Formerly the center of government and bustle of the famous village is Sukapura, Indihiang which is located just off the town of Tasikmalaya now. Roughly the end of XVII century and early eighteenth century as a result of a battle between kingdoms in Central Java, many of the local population: Tegal, Pekalongan, and Holy nyumas Ba-stricken area who migrated west and settled in Ciamis and Tasikmalaya. Most of them are batik entrepreneurs area and headed towards the West while the batik trade. With the arrival of these new residents, both wearing pembutan next dikenallah Soga who came from Central Java. Tasikmalaya batik production now is a mixture of batik-batik from Pekalongan, Tegal, Banyumas, Ghost of various patterns and colors.
Batik was known in Ciamis around the nineteenth century after the completion of the Diponegoro war, where followers of Diponegoro many who left Yogyakarta, head south. Some have a settled area and partly Banyumas there proceeded to the south and settled in Ciamis and Tasikmalaya now. They are gone down with keluargany a new place and settled into the population and continue to live and work procedures. Some of them are skilled in the craft of batik as domestic work for women.

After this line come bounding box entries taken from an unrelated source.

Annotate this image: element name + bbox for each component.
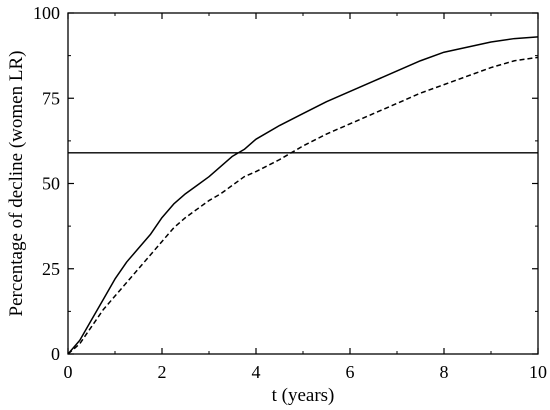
x-tick-label: 8 <box>440 362 449 382</box>
series-line-solid <box>67 36 539 355</box>
x-tick-label: 2 <box>158 362 167 382</box>
y-tick-label: 0 <box>51 344 60 364</box>
series-layer <box>67 36 539 355</box>
x-tick-label: 10 <box>529 362 547 382</box>
series-line-dashed <box>67 56 539 355</box>
x-tick-label: 4 <box>252 362 261 382</box>
x-axis-label: t (years) <box>272 385 335 406</box>
x-tick-label: 6 <box>346 362 355 382</box>
y-axis-label: Percentage of decline (women LR) <box>6 51 27 317</box>
y-tick-label: 25 <box>42 259 60 279</box>
y-tick-label: 50 <box>42 174 60 194</box>
plot-frame <box>67 12 539 355</box>
y-tick-label: 75 <box>42 88 60 108</box>
y-tick-label: 100 <box>33 3 60 23</box>
x-tick-label: 0 <box>64 362 73 382</box>
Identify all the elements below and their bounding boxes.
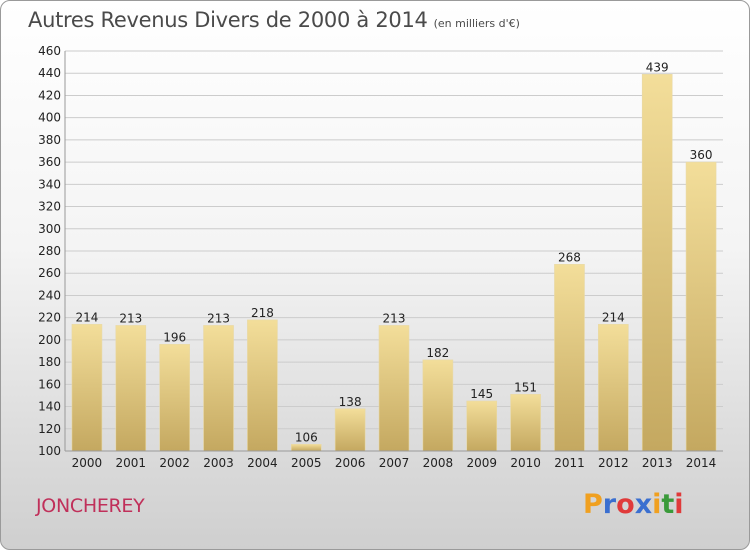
x-tick-label: 2013	[642, 456, 673, 470]
chart-subtitle: (en milliers d'€)	[433, 17, 520, 30]
data-label-2014: 360	[690, 148, 713, 162]
x-tick-label: 2008	[423, 456, 454, 470]
y-tick-label: 100	[38, 444, 61, 458]
bar-2005	[290, 444, 322, 452]
logo-letter: i	[674, 489, 684, 520]
x-tick-label: 2012	[598, 456, 629, 470]
bar-2007	[378, 325, 410, 452]
data-label-2012: 214	[602, 310, 625, 324]
bar-2004	[247, 319, 278, 452]
y-tick-label: 260	[38, 266, 61, 280]
logo-letter: x	[634, 489, 653, 520]
bar-2012	[598, 324, 629, 452]
data-label-2013: 439	[646, 60, 669, 74]
data-label-2010: 151	[514, 380, 537, 394]
bar-2006	[334, 408, 366, 452]
logo-letter: t	[661, 489, 675, 520]
data-label-2011: 268	[558, 250, 581, 264]
data-label-2005: 106	[295, 430, 318, 444]
data-label-2001: 213	[119, 311, 142, 325]
y-tick-label: 420	[38, 88, 61, 102]
x-tick-label: 2004	[247, 456, 278, 470]
x-tick-label: 2009	[466, 456, 497, 470]
x-tick-label: 2001	[116, 456, 147, 470]
y-tick-label: 440	[38, 66, 61, 80]
data-label-2008: 182	[426, 346, 449, 360]
data-labels: 214 213 196 213 218 106 138 213 182 145 151 268 214 4…	[75, 60, 712, 444]
x-tick-label: 2005	[291, 456, 322, 470]
logo-letter: i	[652, 489, 662, 520]
chart-title: Autres Revenus Divers de 2000 à 2014 (en …	[28, 8, 520, 32]
y-tick-label: 120	[38, 422, 61, 436]
x-tick-label: 2000	[72, 456, 103, 470]
y-axis-tick-labels: 100 120 140 160 180 200 220 240 260 280 300 320 340 3…	[38, 44, 61, 458]
y-tick-label: 300	[38, 222, 61, 236]
bar-2013	[641, 74, 673, 452]
data-label-2007: 213	[383, 311, 406, 325]
proxiti-logo: Proxiti	[583, 489, 684, 520]
axes	[64, 51, 723, 452]
bars	[71, 74, 717, 452]
x-tick-label: 2003	[203, 456, 234, 470]
logo-letter: o	[616, 489, 635, 520]
bar-2000	[71, 324, 103, 452]
data-label-2004: 218	[251, 306, 274, 320]
y-tick-label: 320	[38, 200, 61, 214]
y-tick-label: 160	[38, 377, 61, 391]
bar-2003	[203, 325, 234, 452]
x-tick-label: 2014	[686, 456, 717, 470]
y-tick-label: 280	[38, 244, 61, 258]
bar-2010	[510, 394, 541, 452]
y-tick-label: 220	[38, 311, 61, 325]
data-label-2009: 145	[470, 387, 493, 401]
y-tick-label: 380	[38, 133, 61, 147]
x-tick-label: 2006	[335, 456, 366, 470]
data-label-2000: 214	[75, 310, 98, 324]
x-tick-label: 2002	[159, 456, 190, 470]
bar-2009	[466, 400, 498, 452]
bar-2002	[159, 344, 190, 452]
data-label-2003: 213	[207, 311, 230, 325]
y-tick-label: 460	[38, 44, 61, 58]
y-tick-label: 360	[38, 155, 61, 169]
y-tick-label: 180	[38, 355, 61, 369]
y-tick-label: 240	[38, 288, 61, 302]
bar-2001	[115, 325, 147, 452]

Eventually, this work could develop in the surrounding residents as a result of daily life or family relationships. The materials used for the results of homespun cloth and paint materials made from trees such as noni, tree tom, and so on.
Batik motif Ciamis result is a blend of Central Javanese batik and their own regional influence, especially the color motif and scraping. Until the early twentieth century batik in Ciamis growing little by little, of its own needs into the production market. Being in the area of Cirebon batik there kaintannya with aerah kingdoms, namely Kanoman, Kasepuahn and Keprabonan. The main source of batik Cirebon, the case is the same as that in Yogyakarta and Solo. Batik appears the palace, and carried out by the courtiers who reside outside the palace. Ancient kings delighted with the paintings and cotton yarn before known, the painting was placed on palm leaves. It happened around the XIII century. It has to do with batik motifs on the fabrics. Characteristic of most of the batik Cirebonan motivated images of forests and wildlife symbol. While the motive of the sea due to natural dipengaruhioleh Chinese thought, which the sultanate of Cirebon Chinese princess once edited. Sementra Cirebonan batik depicting eagles as influenced by Yogya and Solo batik motifs.